Rubio’s earlier, reformist approach differs significantly from the one he’s implementing now as Trump’s Secretary of State. As evidence of why USAID should be systematically dismantled and folded into the State Department, Trump this week cited a report that the D.C. news website Politico “seems to have received $8,000,000” from USAID as proof that “billions of dollars have been stollen [sic],” with “much of it going to the fake news media as a ‘payoff’ for creating good stories about the Democrats.”
“THIS COULD BE THE BIGGEST SCANDAL OF THEM ALL,” Trump wrote on Truth Social. “PERHAPS THE BIGGEST IN HISTORY!”
The only problem? USAID did not award Politico $8 million in exchange for positive coverage. Instead, over two years, the agency spent $44,000 on staff subscriptions to E&E News, Politico’s paywalled energy-policy publication.

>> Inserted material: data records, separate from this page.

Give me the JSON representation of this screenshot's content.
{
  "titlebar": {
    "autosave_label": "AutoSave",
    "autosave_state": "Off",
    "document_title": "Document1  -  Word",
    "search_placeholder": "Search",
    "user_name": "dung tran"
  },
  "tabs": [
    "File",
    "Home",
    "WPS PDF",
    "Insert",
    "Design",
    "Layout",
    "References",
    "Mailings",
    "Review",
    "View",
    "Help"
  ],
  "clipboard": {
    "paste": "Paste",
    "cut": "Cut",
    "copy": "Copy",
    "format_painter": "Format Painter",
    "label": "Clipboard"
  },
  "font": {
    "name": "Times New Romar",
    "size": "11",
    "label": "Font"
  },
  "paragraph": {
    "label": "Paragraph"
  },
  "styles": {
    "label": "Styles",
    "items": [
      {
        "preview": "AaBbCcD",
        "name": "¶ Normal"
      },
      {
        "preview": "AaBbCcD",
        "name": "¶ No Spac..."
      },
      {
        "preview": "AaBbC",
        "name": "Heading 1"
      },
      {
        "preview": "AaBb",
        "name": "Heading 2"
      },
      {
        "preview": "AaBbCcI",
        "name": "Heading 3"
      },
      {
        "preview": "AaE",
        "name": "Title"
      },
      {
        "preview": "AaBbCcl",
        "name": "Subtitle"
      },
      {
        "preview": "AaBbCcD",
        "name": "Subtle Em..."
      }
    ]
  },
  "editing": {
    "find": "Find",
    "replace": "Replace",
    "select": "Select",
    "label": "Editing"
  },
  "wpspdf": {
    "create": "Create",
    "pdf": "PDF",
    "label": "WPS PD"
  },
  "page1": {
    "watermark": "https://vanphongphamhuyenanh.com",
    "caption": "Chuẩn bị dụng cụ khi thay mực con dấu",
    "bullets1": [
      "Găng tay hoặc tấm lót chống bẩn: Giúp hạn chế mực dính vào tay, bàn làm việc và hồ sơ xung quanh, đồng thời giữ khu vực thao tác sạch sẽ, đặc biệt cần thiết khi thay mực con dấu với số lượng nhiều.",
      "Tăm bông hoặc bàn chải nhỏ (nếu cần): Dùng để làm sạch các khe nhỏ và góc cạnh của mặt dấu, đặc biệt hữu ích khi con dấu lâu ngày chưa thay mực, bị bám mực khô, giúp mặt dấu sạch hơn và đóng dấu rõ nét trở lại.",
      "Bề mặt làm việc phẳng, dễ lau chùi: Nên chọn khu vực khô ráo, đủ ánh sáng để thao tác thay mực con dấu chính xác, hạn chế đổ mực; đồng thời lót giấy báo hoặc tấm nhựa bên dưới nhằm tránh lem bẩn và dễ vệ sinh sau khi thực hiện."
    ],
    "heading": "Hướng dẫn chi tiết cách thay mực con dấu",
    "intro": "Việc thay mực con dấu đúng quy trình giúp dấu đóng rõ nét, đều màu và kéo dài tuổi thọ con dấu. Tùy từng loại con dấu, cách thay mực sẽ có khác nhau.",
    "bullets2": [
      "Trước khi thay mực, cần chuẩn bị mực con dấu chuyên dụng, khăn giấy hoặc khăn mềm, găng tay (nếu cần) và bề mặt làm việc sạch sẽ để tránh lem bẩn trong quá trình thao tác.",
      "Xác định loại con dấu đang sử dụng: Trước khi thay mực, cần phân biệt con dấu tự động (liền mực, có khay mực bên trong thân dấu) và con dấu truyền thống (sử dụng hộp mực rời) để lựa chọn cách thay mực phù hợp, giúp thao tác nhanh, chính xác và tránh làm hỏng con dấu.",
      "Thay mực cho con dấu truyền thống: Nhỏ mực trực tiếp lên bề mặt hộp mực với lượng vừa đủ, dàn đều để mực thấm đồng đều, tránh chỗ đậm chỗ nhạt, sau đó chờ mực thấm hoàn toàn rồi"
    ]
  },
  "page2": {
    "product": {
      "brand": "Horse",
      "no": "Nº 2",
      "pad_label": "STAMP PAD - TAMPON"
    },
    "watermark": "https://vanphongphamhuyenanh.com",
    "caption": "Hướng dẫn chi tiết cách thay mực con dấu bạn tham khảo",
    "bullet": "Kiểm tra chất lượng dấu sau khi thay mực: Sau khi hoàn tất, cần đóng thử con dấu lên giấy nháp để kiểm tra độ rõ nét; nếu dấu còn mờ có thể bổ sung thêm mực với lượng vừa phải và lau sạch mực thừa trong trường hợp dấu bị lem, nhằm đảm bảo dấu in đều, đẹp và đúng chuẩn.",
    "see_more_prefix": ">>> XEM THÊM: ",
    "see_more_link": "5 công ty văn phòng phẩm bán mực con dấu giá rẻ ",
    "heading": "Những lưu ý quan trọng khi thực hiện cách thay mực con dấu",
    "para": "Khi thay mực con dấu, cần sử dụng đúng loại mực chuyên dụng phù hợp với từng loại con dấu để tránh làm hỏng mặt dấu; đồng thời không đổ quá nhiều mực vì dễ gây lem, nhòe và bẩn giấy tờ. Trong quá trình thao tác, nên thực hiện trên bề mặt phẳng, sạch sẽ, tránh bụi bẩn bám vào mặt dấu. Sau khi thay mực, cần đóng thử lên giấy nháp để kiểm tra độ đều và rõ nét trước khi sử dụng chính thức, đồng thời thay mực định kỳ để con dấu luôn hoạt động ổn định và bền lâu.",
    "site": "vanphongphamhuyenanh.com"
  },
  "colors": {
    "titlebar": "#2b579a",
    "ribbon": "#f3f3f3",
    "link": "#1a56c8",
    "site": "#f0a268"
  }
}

How much money could the government save by shutting down USAID?
Polling has repeatedly shown that Americans vastly overestimate how much the U.S. spends on foreign aid. According to surveys by the Kaiser Family Foundation, respondents believe that it makes up about 25% to 30% of the budget, on average.
As a result, most Americans think the U.S. spends too much money overseas.
But in reality, USAID’s $40 billion budget represents less than 1% of federal spending, according to the Washington Post.
Or as Rubio himself put it in 2019: "Anybody who tells you that we can slash foreign aid and that will bring us to balance is lying to you."